Mess- und Prüftechnik für 6G: Auf dem IEEE 6G Summit in Dresden diskutierten Experten aus Forschung und Industrie über den künftigen Mobilfunkstandard 6G.
Mess- und Prüftechnik für 6G: Auf dem IEEE 6G Summit in Dresden diskutierten Experten aus Forschung und Industrie über den künftigen Mobilfunkstandard 6G.
(Bild: Gerd Altmann / Pixabay)

Das Wissen zu den Themen 5G und 6G bündeln: Das war das Ziel des IEEE 6G Summit in Dresden Anfang Mai. Mit dem branchenübergreifenden Wissen haben sich die Teilnehmer aus Forschung und Industrie über den Einsatz von 5G und perspektivisch zu 6G informiert. Im Anschluss an die Konferenz sprach die ELEKTRONIKPRAXIS mit Thomas Benjamin von NI. Benjamin ist CTO und Executive Vice President des Technologieunternehmens.

Herr Benjamin, wie unterscheidet sich das Testen von Komponenten für 6G von dem für 5G und wie muss die Hardware an die Millimeterwellen-Frequenzen angepasst werden?

„Für den künftigen 6G-Standard ist neue und bessere Mess- und Prüftechnik notwendig“, sagt Thomas Benjamin von NI.
„Für den künftigen 6G-Standard ist neue und bessere Mess- und Prüftechnik notwendig“, sagt Thomas Benjamin von NI.
(Bild: Jason Griego / NI)

Die 6G-Spezifikation wird erst in einigen Jahren ratifiziert werden. Schaut man sich an, wo wichtige Forschungsarbeiten stattfinden, kann man erahnen, welche Technologien Teil des 6G-Standards werden könnten. Für viele dieser Technologien werden keine Änderungen an den Tests erforderlich sein, aber für einige könnte dies der Fall sein: Da ist zum einen der SubTHz-Bereich. Mit dem 5G-Standard wurde die Möglichkeit der Kommunikation mit Millimeterwellen eingeführt. Der 6G-Standard erweitert diese Möglichkeiten auf Frequenzen oberhalb von 100 GHz, die auch als SubTHz-Bänder bezeichnet werden.
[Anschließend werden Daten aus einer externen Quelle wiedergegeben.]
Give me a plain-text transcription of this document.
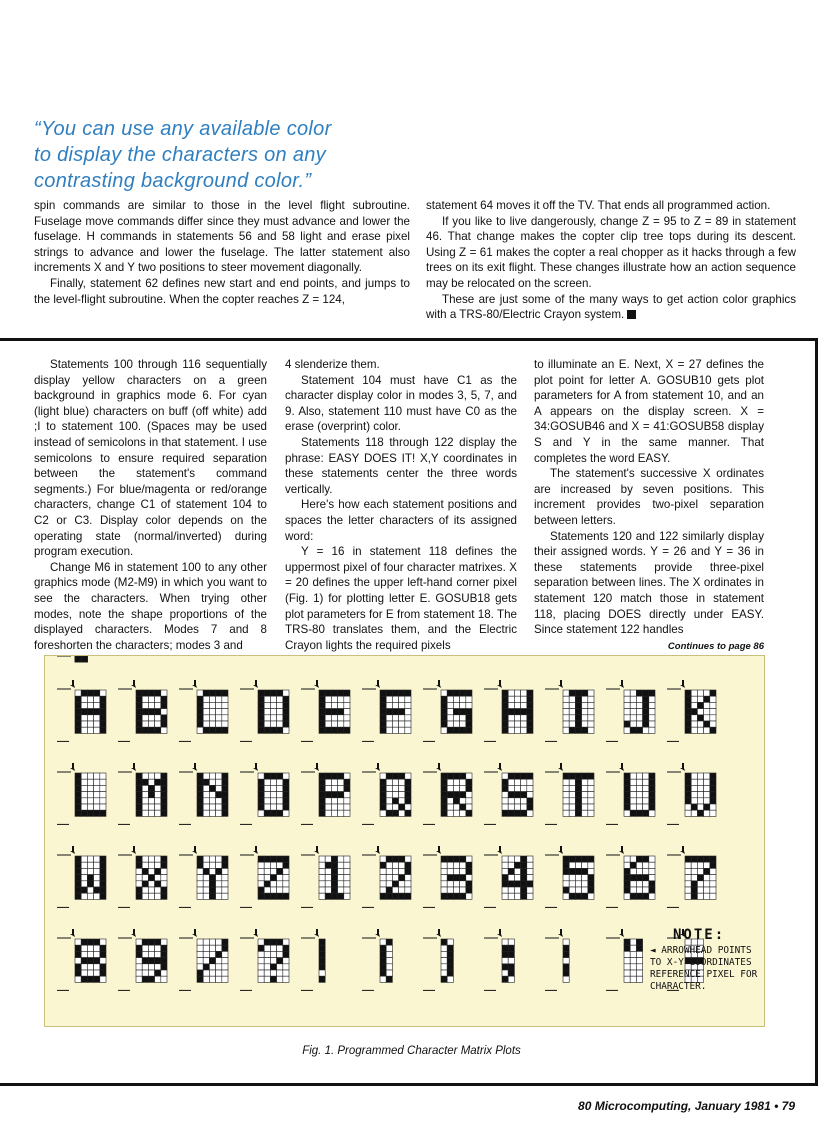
“You can use any available color
to display the characters on any
contrasting background color.”

spin commands are similar to those in the level flight subroutine. Fuselage move commands differ since they must advance and lower the fuselage. H commands in statements 56 and 58 light and erase pixel strings to advance and lower the fuselage. The latter statement also increments X and Y two positions to steer movement diagonally.

Finally, statement 62 defines new start and end points, and jumps to the level-flight subroutine. When the copter reaches Z = 124,

statement 64 moves it off the TV. That ends all programmed action.

If you like to live dangerously, change Z = 95 to Z = 89 in statement 46. That change makes the copter clip tree tops during its descent. Using Z = 61 makes the copter a real chopper as it hacks through a few trees on its exit flight. These changes illustrate how an action sequence may be relocated on the screen.

These are just some of the many ways to get action color graphics with a TRS-80/Electric Crayon system.

Statements 100 through 116 sequentially display yellow characters on a green background in graphics mode 6. For cyan (light blue) characters on buff (off white) add ;I to statement 100. (Spaces may be used instead of semicolons in that statement. I use semicolons to ensure required separation between the statement's command segments.) For blue/magenta or red/orange characters, change C1 of statement 104 to C2 or C3. Display color depends on the operating state (normal/inverted) during program execution.

Change M6 in statement 100 to any other graphics mode (M2-M9) in which you want to see the characters. When trying other modes, note the shape proportions of the displayed characters. Modes 7 and 8 foreshorten the characters; modes 3 and

4 slenderize them.

Statement 104 must have C1 as the character display color in modes 3, 5, 7, and 9. Also, statement 110 must have C0 as the erase (overprint) color.

Statements 118 through 122 display the phrase: EASY DOES IT! X,Y coordinates in these statements center the three words vertically.

Here's how each statement positions and spaces the letter characters of its assigned word:

Y = 16 in statement 118 defines the uppermost pixel of four character matrixes. X = 20 defines the upper left-hand corner pixel (Fig. 1) for plotting letter E. GOSUB18 gets plot parameters for E from statement 18. The TRS-80 translates them, and the Electric Crayon lights the required pixels

to illuminate an E. Next, X = 27 defines the plot point for letter A. GOSUB10 gets plot parameters for A from statement 10, and an A appears on the display screen. X = 34:GOSUB46 and X = 41:GOSUB58 display S and Y in the same manner. That completes the word EASY.

The statement's successive X ordinates are increased by seven positions. This increment provides two-pixel separation between letters.

Statements 120 and 122 similarly display their assigned words. Y = 26 and Y = 36 in these statements provide three-pixel separation between lines. The X ordinates in statement 120 match those in statement 118, placing DOES directly under EASY. Since statement 122 handles

Continues to page 86
NOTE:
◄ ARROWHEAD POINTS
TO X-Y COORDINATES
REFERENCE PIXEL FOR
CHARACTER.
Fig. 1. Programmed Character Matrix Plots
80 Microcomputing, January 1981 • 79
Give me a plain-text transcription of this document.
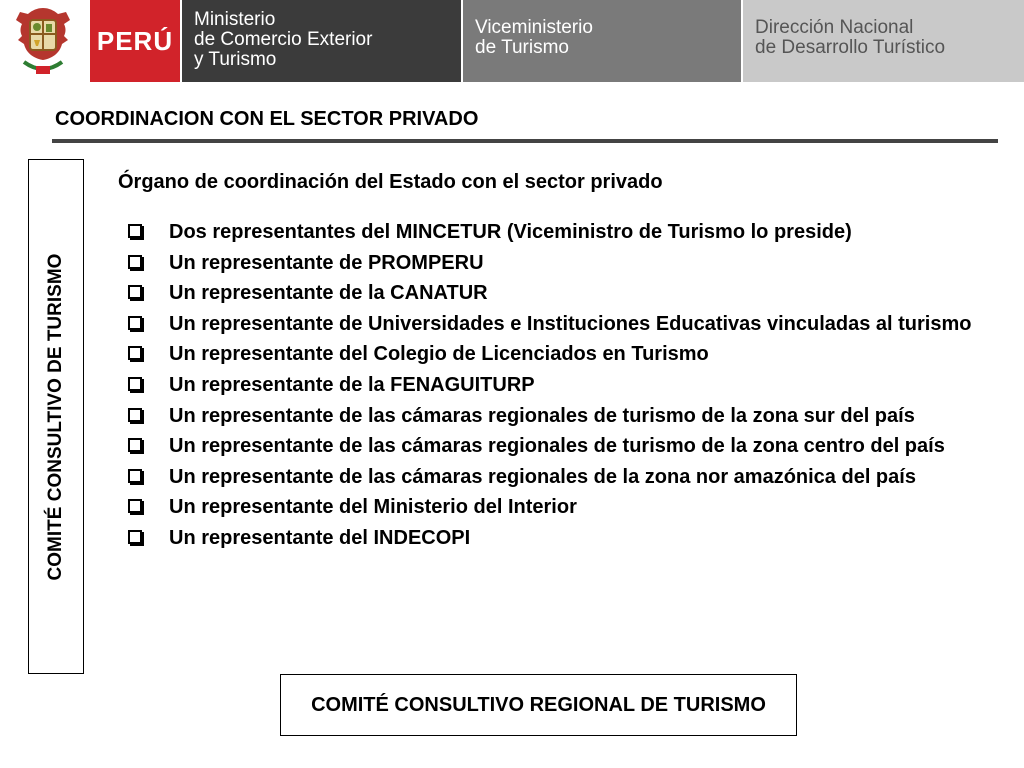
PERÚ
Ministerio
de Comercio Exterior
y Turismo
Viceministerio
de Turismo
Dirección Nacional
de Desarrollo Turístico
COORDINACION CON EL SECTOR PRIVADO
COMITÉ CONSULTIVO DE TURISMO
Órgano de coordinación del Estado con el sector privado
Dos representantes del MINCETUR (Viceministro de Turismo lo preside)
Un representante de PROMPERU
Un representante de la CANATUR
Un representante de Universidades e Instituciones Educativas vinculadas al turismo
Un representante del Colegio de Licenciados en Turismo
Un representante de la FENAGUITURP
Un representante de las cámaras regionales de turismo de la zona sur del país
Un representante de las cámaras regionales de turismo de la zona centro del país
Un representante de las cámaras regionales de la zona nor amazónica del país
Un representante del Ministerio del Interior
Un representante del INDECOPI
COMITÉ CONSULTIVO REGIONAL DE TURISMO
Diese sogenannten SubTHz-Bänder liegen zwischen den heute für die drahtlose Kommunikation genutzten Frequenzbändern und den optischen Frequenzen und weisen Eigenschaften beider Frequenzbänder auf. Für die genaue Messung von Signalen in diesem Frequenzbereich müssen daher neue Messgeräte entwickelt werden. Auf der anderen Seite geht es um eingebettete künstliche Intelligenz/maschinelles Lernen. Mit der Integration von KI in Teile des Network Stacks wird das Testen von 6G wesentlich komplexer. Der Test von KI unterscheidet sich vom Testen von Komponenten mit bekannten Funktionen. Getestet wird, wie sich die KI verhält, wenn sie unter den unendlich variablen Bedingungen der realen Welt eingesetzt wird. Um die Zuverlässigkeit der eingebetteten KI zu überprüfen, gibt es zwei wesentliche Faktoren:

Daten: Zunächst benötigen Sie genügend Trainings- und Validierungsdaten in ausreichender Menge und Qualität. Denn bei KI-basierten Systemen sind die Daten der Algorithmus. Ohne eine ausreichende Qualität und Quantität von Trainings- und Validierungsdaten, die auf Szenarien basieren, haben sie weder einen Algorithmus noch ein Design.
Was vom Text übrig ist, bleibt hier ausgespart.